Astrocytes cultured from adult sham-lesioned (Sham) and kainate-lesioned (Kainate) rats were characterized for morphology, caspase activity and viability. GFAP immunostaining of cultures revealed similar morphological appearance with little stellation in hippocampal astrocyte cultures derived from (A) sham-lesioned (N = 4) and (B) kainate-lesioned (N = 5) rats. (C) Astrocyte cultures from sham-lesioned animals (Sham) and kainate-lesioned animals (Kainate) did not exhibit significant differences in LDH release. For comparison, cultures from sham-lesioned animals treated for 24 h with 1 μM staurosporine (STS) showed a significant increase in LDH release. (D) Total caspase activity in cultures was assessed in the presence (solid bars) and absence (open bars) of the general caspase inhibitor zVAD (50 μM). Caspase activity was significantly elevated both in cultures from kainate-lesioned animals and in cultures of sham-lesioned animals treated for 24 h with 1 μM staurosporine. Data show mean values (+SEM) from 4–5 independent culture preparations. * P < 0.05 relative to Sham condition. (E) Representative western blots show relative levels active caspase-3 expression from sham- and kainate-lesioned astrocyte cultures in the presence (+) and absence (−) of 50 μM zVAD treatment and following treatment with 1μM staurosporine (STS) for 1 h or 24 h. Bots were stripped and reprobed β-tubulin as an internal control for equal protein.

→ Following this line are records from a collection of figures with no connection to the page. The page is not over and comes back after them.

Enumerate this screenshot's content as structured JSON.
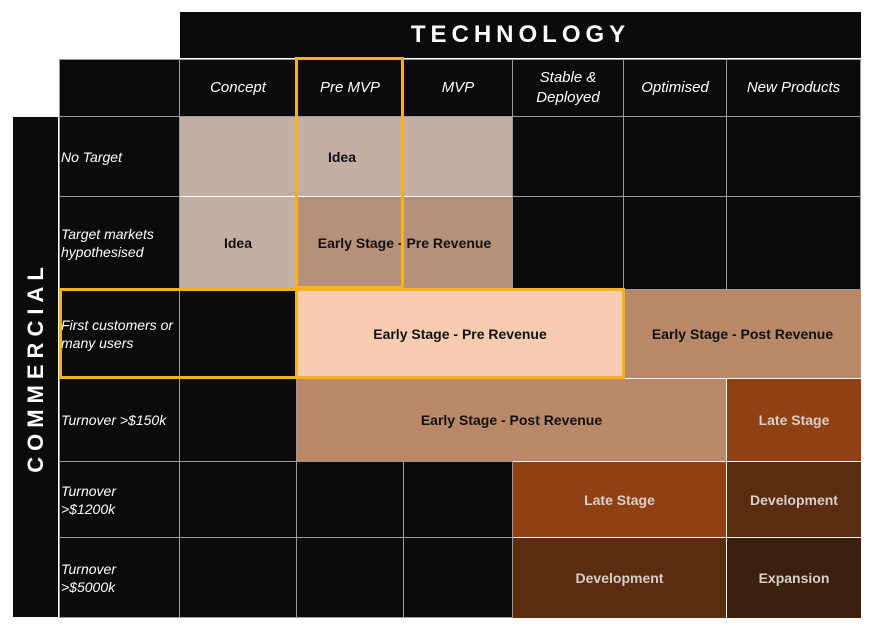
{
  "title": "TECHNOLOGY",
  "side_label": "COMMERCIAL",
  "columns": [
    "Concept",
    "Pre MVP",
    "MVP",
    "Stable & Deployed",
    "Optimised",
    "New Products"
  ],
  "rows": [
    "No Target",
    "Target markets hypothesised",
    "First customers or many users",
    "Turnover >$150k",
    "Turnover >$1200k",
    "Turnover >$5000k"
  ],
  "blocks": {
    "idea_top": "Idea",
    "idea_left": "Idea",
    "early_pre_small": "Early Stage - Pre Revenue",
    "early_pre_main": "Early Stage - Pre Revenue",
    "early_post_right": "Early Stage - Post Revenue",
    "early_post_wide": "Early Stage - Post Revenue",
    "late_150k": "Late Stage",
    "late_1200k": "Late Stage",
    "dev_1200k": "Development",
    "dev_5000k": "Development",
    "expansion": "Expansion"
  },
  "colors": {
    "grid_bg": "#0b0b0b",
    "idea": "#c4afa7",
    "early_pre": "#b6917a",
    "early_pre_highlight": "#f8ccb0",
    "early_post": "#b98868",
    "late": "#8f4015",
    "development": "#5a2c10",
    "expansion": "#3a200d",
    "highlight_border": "#f5b21b"
  }
}
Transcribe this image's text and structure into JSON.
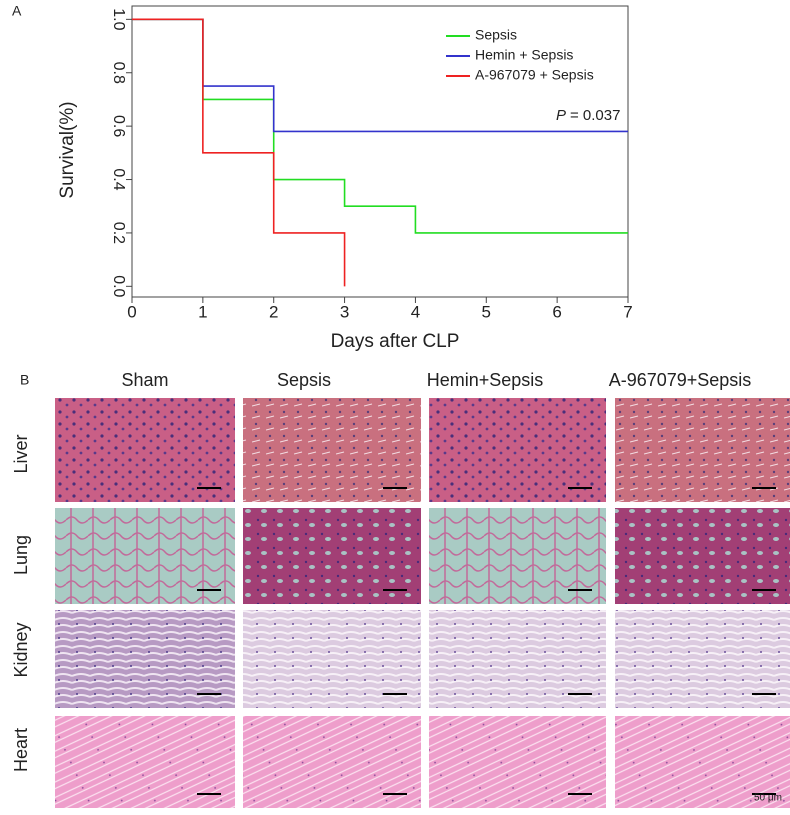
{
  "chart_data": {
    "type": "step",
    "panel_label": "A",
    "x_label": "Days after CLP",
    "y_label": "Survival(%)",
    "x": [
      0,
      1,
      2,
      3,
      4,
      5,
      6,
      7
    ],
    "series": [
      {
        "name": "Sepsis",
        "color": "#22dd22",
        "values": [
          1.0,
          0.7,
          0.4,
          0.3,
          0.2,
          0.2,
          0.2,
          0.2
        ]
      },
      {
        "name": "Hemin + Sepsis",
        "color": "#3333cc",
        "values": [
          1.0,
          0.75,
          0.58,
          0.58,
          0.58,
          0.58,
          0.58,
          0.58
        ]
      },
      {
        "name": "A-967079 + Sepsis",
        "color": "#ee2222",
        "values": [
          1.0,
          0.5,
          0.2,
          0.0,
          null,
          null,
          null,
          null
        ]
      }
    ],
    "xlim": [
      0,
      7
    ],
    "ylim": [
      -0.04,
      1.05
    ],
    "xticks": [
      0,
      1,
      2,
      3,
      4,
      5,
      6,
      7
    ],
    "yticks": [
      {
        "value": 0,
        "label": "0.0"
      },
      0.2,
      0.4,
      0.6,
      0.8,
      {
        "value": 1,
        "label": "1.0"
      }
    ],
    "legend": "upper right",
    "annotation": {
      "symbol": "P",
      "text": "= 0.037"
    }
  },
  "histology": {
    "panel_label": "B",
    "columns": [
      "Sham",
      "Sepsis",
      "Hemin+Sepsis",
      "A-967079+Sepsis"
    ],
    "rows": [
      "Liver",
      "Lung",
      "Kidney",
      "Heart"
    ],
    "scale_bar": "50 μm"
  }
}
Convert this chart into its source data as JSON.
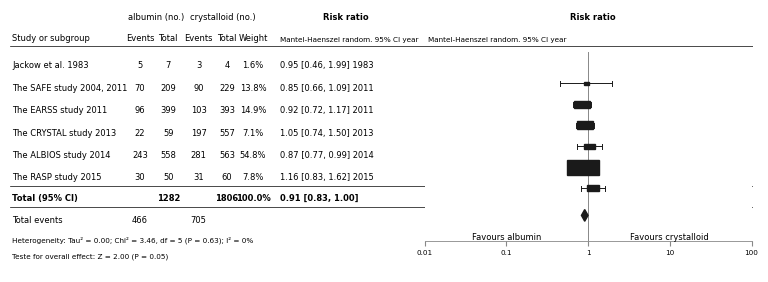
{
  "studies": [
    {
      "name": "Jackow et al. 1983",
      "alb_e": 5,
      "alb_n": 7,
      "cry_e": 3,
      "cry_n": 4,
      "weight": "1.6%",
      "rr_text": "0.95 [0.46, 1.99] 1983",
      "rr": 0.95,
      "ci_lo": 0.46,
      "ci_hi": 1.99,
      "weight_val": 1.6
    },
    {
      "name": "The SAFE study 2004, 2011",
      "alb_e": 70,
      "alb_n": 209,
      "cry_e": 90,
      "cry_n": 229,
      "weight": "13.8%",
      "rr_text": "0.85 [0.66, 1.09] 2011",
      "rr": 0.85,
      "ci_lo": 0.66,
      "ci_hi": 1.09,
      "weight_val": 13.8
    },
    {
      "name": "The EARSS study 2011",
      "alb_e": 96,
      "alb_n": 399,
      "cry_e": 103,
      "cry_n": 393,
      "weight": "14.9%",
      "rr_text": "0.92 [0.72, 1.17] 2011",
      "rr": 0.92,
      "ci_lo": 0.72,
      "ci_hi": 1.17,
      "weight_val": 14.9
    },
    {
      "name": "The CRYSTAL study 2013",
      "alb_e": 22,
      "alb_n": 59,
      "cry_e": 197,
      "cry_n": 557,
      "weight": "7.1%",
      "rr_text": "1.05 [0.74, 1.50] 2013",
      "rr": 1.05,
      "ci_lo": 0.74,
      "ci_hi": 1.5,
      "weight_val": 7.1
    },
    {
      "name": "The ALBIOS study 2014",
      "alb_e": 243,
      "alb_n": 558,
      "cry_e": 281,
      "cry_n": 563,
      "weight": "54.8%",
      "rr_text": "0.87 [0.77, 0.99] 2014",
      "rr": 0.87,
      "ci_lo": 0.77,
      "ci_hi": 0.99,
      "weight_val": 54.8
    },
    {
      "name": "The RASP study 2015",
      "alb_e": 30,
      "alb_n": 50,
      "cry_e": 31,
      "cry_n": 60,
      "weight": "7.8%",
      "rr_text": "1.16 [0.83, 1.62] 2015",
      "rr": 1.16,
      "ci_lo": 0.83,
      "ci_hi": 1.62,
      "weight_val": 7.8
    }
  ],
  "total": {
    "name": "Total (95% CI)",
    "alb_n": 1282,
    "cry_n": 1806,
    "alb_e": 466,
    "cry_e": 705,
    "weight": "100.0%",
    "rr_text": "0.91 [0.83, 1.00]",
    "rr": 0.91,
    "ci_lo": 0.83,
    "ci_hi": 1.0
  },
  "heterogeneity_text": "Heterogeneity: Tau² = 0.00; Chi² = 3.46, df = 5 (P = 0.63); I² = 0%",
  "test_text": "Teste for overall effect: Z = 2.00 (P = 0.05)",
  "xmin": 0.01,
  "xmax": 100,
  "xticks": [
    0.01,
    0.1,
    1,
    10,
    100
  ],
  "xticklabels": [
    "0.01",
    "0.1",
    "1",
    "10",
    "100"
  ],
  "favours_left": "Favours albumin",
  "favours_right": "Favours crystalloid",
  "text_color": "#000000",
  "marker_color": "#1a1a1a",
  "line_color": "#888888"
}
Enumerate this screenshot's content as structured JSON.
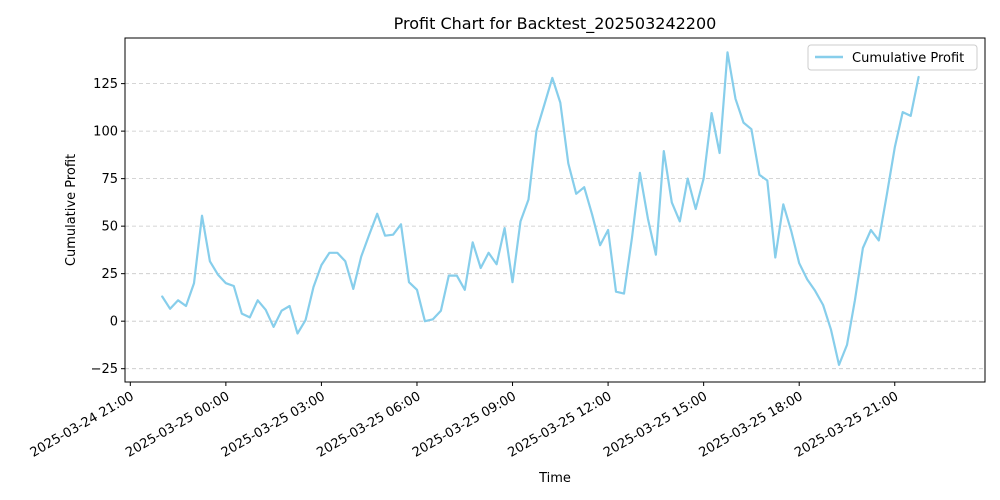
{
  "chart_data": {
    "type": "line",
    "title": "Profit Chart for Backtest_202503242200",
    "xlabel": "Time",
    "ylabel": "Cumulative Profit",
    "legend_position": "top-right",
    "grid": "y-dashed",
    "xlim": [
      "2025-03-24 20:50",
      "2025-03-25 23:50"
    ],
    "ylim": [
      -32,
      149
    ],
    "x_ticks": [
      "2025-03-24 21:00",
      "2025-03-25 00:00",
      "2025-03-25 03:00",
      "2025-03-25 06:00",
      "2025-03-25 09:00",
      "2025-03-25 12:00",
      "2025-03-25 15:00",
      "2025-03-25 18:00",
      "2025-03-25 21:00"
    ],
    "x_tick_labels": [
      "2025-03-24 21:00",
      "2025-03-25 00:00",
      "2025-03-25 03:00",
      "2025-03-25 06:00",
      "2025-03-25 09:00",
      "2025-03-25 12:00",
      "2025-03-25 15:00",
      "2025-03-25 18:00",
      "2025-03-25 21:00"
    ],
    "y_ticks": [
      -25,
      0,
      25,
      50,
      75,
      100,
      125
    ],
    "y_tick_labels": [
      "−25",
      "0",
      "25",
      "50",
      "75",
      "100",
      "125"
    ],
    "series": [
      {
        "name": "Cumulative Profit",
        "color": "#87CEEB",
        "x": [
          "2025-03-24 22:00",
          "2025-03-24 22:15",
          "2025-03-24 22:30",
          "2025-03-24 22:45",
          "2025-03-24 23:00",
          "2025-03-24 23:15",
          "2025-03-24 23:30",
          "2025-03-24 23:45",
          "2025-03-25 00:00",
          "2025-03-25 00:15",
          "2025-03-25 00:30",
          "2025-03-25 00:45",
          "2025-03-25 01:00",
          "2025-03-25 01:15",
          "2025-03-25 01:30",
          "2025-03-25 01:45",
          "2025-03-25 02:00",
          "2025-03-25 02:15",
          "2025-03-25 02:30",
          "2025-03-25 02:45",
          "2025-03-25 03:00",
          "2025-03-25 03:15",
          "2025-03-25 03:30",
          "2025-03-25 03:45",
          "2025-03-25 04:00",
          "2025-03-25 04:15",
          "2025-03-25 04:30",
          "2025-03-25 04:45",
          "2025-03-25 05:00",
          "2025-03-25 05:15",
          "2025-03-25 05:30",
          "2025-03-25 05:45",
          "2025-03-25 06:00",
          "2025-03-25 06:15",
          "2025-03-25 06:30",
          "2025-03-25 06:45",
          "2025-03-25 07:00",
          "2025-03-25 07:15",
          "2025-03-25 07:30",
          "2025-03-25 07:45",
          "2025-03-25 08:00",
          "2025-03-25 08:15",
          "2025-03-25 08:30",
          "2025-03-25 08:45",
          "2025-03-25 09:00",
          "2025-03-25 09:15",
          "2025-03-25 09:30",
          "2025-03-25 09:45",
          "2025-03-25 10:00",
          "2025-03-25 10:15",
          "2025-03-25 10:30",
          "2025-03-25 10:45",
          "2025-03-25 11:00",
          "2025-03-25 11:15",
          "2025-03-25 11:30",
          "2025-03-25 11:45",
          "2025-03-25 12:00",
          "2025-03-25 12:15",
          "2025-03-25 12:30",
          "2025-03-25 12:45",
          "2025-03-25 13:00",
          "2025-03-25 13:15",
          "2025-03-25 13:30",
          "2025-03-25 13:45",
          "2025-03-25 14:00",
          "2025-03-25 14:15",
          "2025-03-25 14:30",
          "2025-03-25 14:45",
          "2025-03-25 15:00",
          "2025-03-25 15:15",
          "2025-03-25 15:30",
          "2025-03-25 15:45",
          "2025-03-25 16:00",
          "2025-03-25 16:15",
          "2025-03-25 16:30",
          "2025-03-25 16:45",
          "2025-03-25 17:00",
          "2025-03-25 17:15",
          "2025-03-25 17:30",
          "2025-03-25 17:45",
          "2025-03-25 18:00",
          "2025-03-25 18:15",
          "2025-03-25 18:30",
          "2025-03-25 18:45",
          "2025-03-25 19:00",
          "2025-03-25 19:15",
          "2025-03-25 19:30",
          "2025-03-25 19:45",
          "2025-03-25 20:00",
          "2025-03-25 20:15",
          "2025-03-25 20:30",
          "2025-03-25 20:45",
          "2025-03-25 21:00",
          "2025-03-25 21:15",
          "2025-03-25 21:30",
          "2025-03-25 21:45"
        ],
        "values": [
          13,
          6.5,
          11,
          8,
          20,
          55.5,
          31.5,
          24.5,
          20,
          18.5,
          4,
          2,
          11,
          6,
          -3,
          5.5,
          8,
          -6.5,
          0.5,
          18,
          29.5,
          36,
          36,
          31.5,
          17,
          34,
          45.5,
          56.5,
          45,
          45.5,
          51,
          20.5,
          16.5,
          0,
          1,
          5.5,
          24,
          24,
          16.5,
          41.5,
          28,
          36,
          30,
          49,
          20.5,
          52.5,
          64,
          100,
          114,
          128,
          115,
          83,
          67,
          70.5,
          56,
          40,
          48,
          15.5,
          14.5,
          44,
          78,
          54,
          35,
          89.5,
          62.5,
          52.5,
          75,
          59,
          75,
          109.5,
          88.5,
          141.5,
          117,
          104.5,
          101,
          77,
          74,
          33.5,
          61.5,
          47.5,
          30.5,
          22,
          16,
          8.5,
          -4.5,
          -23,
          -12.5,
          11,
          38.5,
          48,
          42.5,
          66.5,
          91.5,
          110,
          108,
          128.5
        ]
      }
    ]
  }
}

Figure 10. Caspase inhibition attenuates up-regulation of GS and FGF-2 expression in an ex vivo model of astrogliosis

Astrocyte cultures from sham- and kainate-lesioned rats were treated for 48 h with vehicle (−) or 50 μM general caspase inhibitor zVAD (+) and then processed for western blot. Representative western blots show increased (A) GS and (C) FGF-2 expression in cultures from kainate-lesioned (KA 1, KA 2) rats compared to sham-lesioned controls (Sham 1, Sham 2). Densitometric analysis of western blots revealed zVAD treatment (+zVAD; solid bars) significantly decreased (B) GS and (D) FGF-2 expression in astrocyte cultures from Kainate-lesioned rats (Sham, N = 4; Kainate, N = 5). * P < 0.05 relative to matched condition.